Users who enjoy a streamer’s content can choose to spend $5 to $25 per month via Subscriptions to show monetary support. In addition, they are recognized, get exclusive benefits from Twitch and the streamer, and in many cases, become a part of that streamer’s community.
One of my first projects was to redesign the long-standing Subscription Management page, where users go to view and manage their subscriptions. I took this opportunity to build out a solution that scales across the platform and accommodates future iterations.
User Experience Design Interaction Design Product Management
Before and After
These are some of the improvements that we made to our old design:
- Density: Better use of space and surface relevant streamer data.
- Readability: Optimized for the most common numbers of subs per user.
- Consistency: Componentized to scale across Twitch.
The main challenge was that engineering resources were scarce for this project. This forced me to think create designs systematically so that we could create a great experience for MVP. The initial prompt was to simply give this page a “refresh”, but I saw an opportunity to make tangible improvements
How did we get there?
This is the only place on Twitch where users can see all of their subscriptions in one place.
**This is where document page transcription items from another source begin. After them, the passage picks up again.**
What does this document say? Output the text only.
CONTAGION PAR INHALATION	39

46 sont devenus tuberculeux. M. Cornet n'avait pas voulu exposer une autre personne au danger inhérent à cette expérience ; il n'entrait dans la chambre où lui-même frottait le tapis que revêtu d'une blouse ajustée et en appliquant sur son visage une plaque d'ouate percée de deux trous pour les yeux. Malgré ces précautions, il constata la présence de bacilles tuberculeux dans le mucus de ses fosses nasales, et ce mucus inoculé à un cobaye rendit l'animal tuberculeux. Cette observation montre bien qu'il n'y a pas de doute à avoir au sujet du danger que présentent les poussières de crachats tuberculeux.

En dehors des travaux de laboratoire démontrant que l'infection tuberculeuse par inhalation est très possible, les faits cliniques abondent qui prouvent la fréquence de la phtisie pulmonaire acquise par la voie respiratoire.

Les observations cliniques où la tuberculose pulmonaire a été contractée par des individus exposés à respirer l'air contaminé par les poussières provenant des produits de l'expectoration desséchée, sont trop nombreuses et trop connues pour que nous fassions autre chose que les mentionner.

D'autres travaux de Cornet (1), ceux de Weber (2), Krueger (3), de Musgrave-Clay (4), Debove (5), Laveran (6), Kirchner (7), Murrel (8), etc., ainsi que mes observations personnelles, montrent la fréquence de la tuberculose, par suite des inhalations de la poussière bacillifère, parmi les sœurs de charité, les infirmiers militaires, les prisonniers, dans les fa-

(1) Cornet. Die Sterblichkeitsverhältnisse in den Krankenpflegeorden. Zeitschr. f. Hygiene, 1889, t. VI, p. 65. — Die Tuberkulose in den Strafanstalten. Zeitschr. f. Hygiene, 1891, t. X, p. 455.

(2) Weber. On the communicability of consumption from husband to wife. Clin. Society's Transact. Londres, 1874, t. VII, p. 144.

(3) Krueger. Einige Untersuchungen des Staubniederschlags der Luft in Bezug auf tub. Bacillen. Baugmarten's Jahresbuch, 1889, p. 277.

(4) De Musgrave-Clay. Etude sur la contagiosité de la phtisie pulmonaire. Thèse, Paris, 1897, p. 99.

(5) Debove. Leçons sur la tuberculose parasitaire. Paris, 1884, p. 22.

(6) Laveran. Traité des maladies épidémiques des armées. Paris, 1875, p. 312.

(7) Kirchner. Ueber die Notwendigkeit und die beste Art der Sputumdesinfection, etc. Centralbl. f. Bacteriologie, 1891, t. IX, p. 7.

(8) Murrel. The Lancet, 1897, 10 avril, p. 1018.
It is also the only place where users cancel their subscriptions, so create a clear flow to ensure users have full control was paramount.
Prior to designing, there were 3 sources of insights to triangulate:
- Qualitative Data: What do users understand about this page?
- Quantitative Data: How do people actually use this page?
- Vision: What user actions do we want to encourage?
We were able to derive core use cases by speaking to users of various levels of Twitch expertise and observing usage patterns. Looking at common use cases allowed us to better prioritize UI elements and information presentment.
A key data point was to understand the “number of subscriptions per user” and more importantly, its distrubtion. That would help inform what are the common cases and break-points we would account for in each category and also the global maximum (making sure the experience doesn’t break for the people who have 1000+ subs).
When designing, It’s not only important to be solving user problems but also look ahead to predict what users want out of a feature or page. I saw potential in this page not only manage your subs but to manage your sub status on Twitch (all of your sub badges, gift badges, bits badges, etc.).
The cards were designed so that users could easily identify the streamer's brand and collect them like inventory. They are designed with a sense of rhythm so that in a crowd, they could be easily skimmed through, but they can still stand out as unique individuals.
Key information is highlighted such as Sub Tier, Sub Badge, Renewal/Expiry Date, etc. Aside from accounting for variants like different Subscription types, we also created these components to work for different languages and text overflow.